The strange thing about these quotes is that they do not come from anti-alarmists like me, but from a new United Nations press release, issued in conjunction with a new data volume, ''World Population Prospects: 1994 Revision.''

That data, in turn, is designed to serve the U.N. Population Conference scheduled for Cairo in September.

It is a very interesting document.
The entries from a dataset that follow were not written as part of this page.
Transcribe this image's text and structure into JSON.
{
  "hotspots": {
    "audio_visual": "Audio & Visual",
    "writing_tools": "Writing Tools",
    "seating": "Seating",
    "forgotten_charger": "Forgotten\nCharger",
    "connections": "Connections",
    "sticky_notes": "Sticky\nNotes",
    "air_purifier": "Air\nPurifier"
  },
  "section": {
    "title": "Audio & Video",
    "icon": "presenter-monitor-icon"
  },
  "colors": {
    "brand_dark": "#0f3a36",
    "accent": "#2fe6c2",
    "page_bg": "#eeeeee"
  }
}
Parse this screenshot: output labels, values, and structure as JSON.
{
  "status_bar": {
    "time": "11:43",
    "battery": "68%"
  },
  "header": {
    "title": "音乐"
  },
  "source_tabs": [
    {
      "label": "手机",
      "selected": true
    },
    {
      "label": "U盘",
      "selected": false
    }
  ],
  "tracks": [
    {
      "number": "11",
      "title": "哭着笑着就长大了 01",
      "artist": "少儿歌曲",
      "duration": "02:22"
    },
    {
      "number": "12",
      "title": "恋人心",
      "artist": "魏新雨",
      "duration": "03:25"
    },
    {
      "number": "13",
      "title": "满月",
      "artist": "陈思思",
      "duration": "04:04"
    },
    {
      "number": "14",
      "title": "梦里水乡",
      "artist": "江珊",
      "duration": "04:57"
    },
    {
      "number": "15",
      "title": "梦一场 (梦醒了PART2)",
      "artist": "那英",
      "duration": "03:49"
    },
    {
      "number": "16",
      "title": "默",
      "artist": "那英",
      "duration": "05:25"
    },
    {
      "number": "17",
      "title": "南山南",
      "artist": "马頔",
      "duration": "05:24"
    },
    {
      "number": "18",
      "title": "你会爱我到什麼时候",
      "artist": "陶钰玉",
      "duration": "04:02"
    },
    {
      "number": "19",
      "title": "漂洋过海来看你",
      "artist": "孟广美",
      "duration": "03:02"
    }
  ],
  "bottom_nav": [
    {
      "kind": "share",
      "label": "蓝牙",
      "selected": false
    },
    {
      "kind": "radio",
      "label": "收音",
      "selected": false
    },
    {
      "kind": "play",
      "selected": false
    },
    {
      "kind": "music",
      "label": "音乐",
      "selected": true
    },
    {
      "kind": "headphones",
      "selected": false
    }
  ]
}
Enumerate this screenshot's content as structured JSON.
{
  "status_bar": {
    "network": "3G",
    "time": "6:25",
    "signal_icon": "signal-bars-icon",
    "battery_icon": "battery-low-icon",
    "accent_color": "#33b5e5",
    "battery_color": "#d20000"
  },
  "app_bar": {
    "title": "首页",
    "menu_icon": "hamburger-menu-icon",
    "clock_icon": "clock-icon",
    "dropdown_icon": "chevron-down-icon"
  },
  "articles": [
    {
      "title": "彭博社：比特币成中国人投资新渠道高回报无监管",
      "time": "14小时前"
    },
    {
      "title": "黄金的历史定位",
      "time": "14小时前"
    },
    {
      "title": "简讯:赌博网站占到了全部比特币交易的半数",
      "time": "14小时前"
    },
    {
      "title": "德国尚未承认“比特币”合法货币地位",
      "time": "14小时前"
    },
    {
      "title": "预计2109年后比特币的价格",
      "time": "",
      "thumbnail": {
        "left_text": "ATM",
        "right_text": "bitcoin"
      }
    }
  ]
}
It maintains that world population will grow to 9.8 billion people by the year 2050 in its ''medium fertility-variant projection.'' And a flat 10 billion in 2054, it says.

It gets to that figure in curious ways, including setting the ''medium'' criteria well too high.

Moreover, U.N. statisticians maintain that the global medium variant Total Fertility Rate (lifetime births per woman) in the growing number of modern countries will go up substantially from now to 2050. This in a world where fertility is falling rapidly everywhere.

Why? Ask the U.N. They believe that countries will somehow not allow their fertility rates to stay below the ''replacement rate'' of 2.1 children per woman.

But just about every modern country in the world now has such below-replacement rates. Italians and Germans are bearing only 1.3 children per woman. Japan is at 1.5, Korea at 1.7, which is the aggregate rate for the ''More Developed Regions.''

It is through calculations like this that the U.N. gets to its near-10 billion figure that we will hear trumpeted by the population alarmists.

That level, we will be told, will threaten the world as we know it, replete with famine, pollution, species decimation and war. Of course, there are tragic wars going on in places with both growing populations and shrinking populations -- Rwanda and Bosnia, for example.

A more realistic estimate is a top global population of about 7 billion to 8 billion people by 2050, which may then actually proceed to decline moderately. That will occur in a world growing wealthier, some of which wealth will be used to provide technology to reduce pollution.

This is not to say that in some areas of the world population growth is not a problem. It is, probably of a minor-to-moderate dimension. That was the conclusion of a distinguished panel of the National Academy of Science a few years ago.

Moreover, the advanced nations should help individuals everywhere to control their own reproduction, as they see fit, just as we Americans have such a right. I even think America should pay for some of it.

But what we will hear from now to Cairo is souped-up harum-scarum driven mostly by environmentalists and U.N. officials. Why? They are seeking -- what else? -- a higher spot on the global agenda and more funds for their programs.

I had the honor of serving on the U.S. delegation to the last U.N. Population Conference, in Mexico City in 1984. Believe me, it ends up more as public relations event than policy conference.

The alarmist, gloom-and-doom argument has been going on for decades, even though the predicted catastrophes have not happened, are always pushed out further into the future, and keep changing (from ''ice age'' to "global warming").

In fact, by most serious measures, the world has done pretty well while the population ''exploded.''

I believe we shall survive, and prosper. If we don't, it won't be because of too many human beings.

Ben Wattenberg is a fellow at the American Enterprise Institute.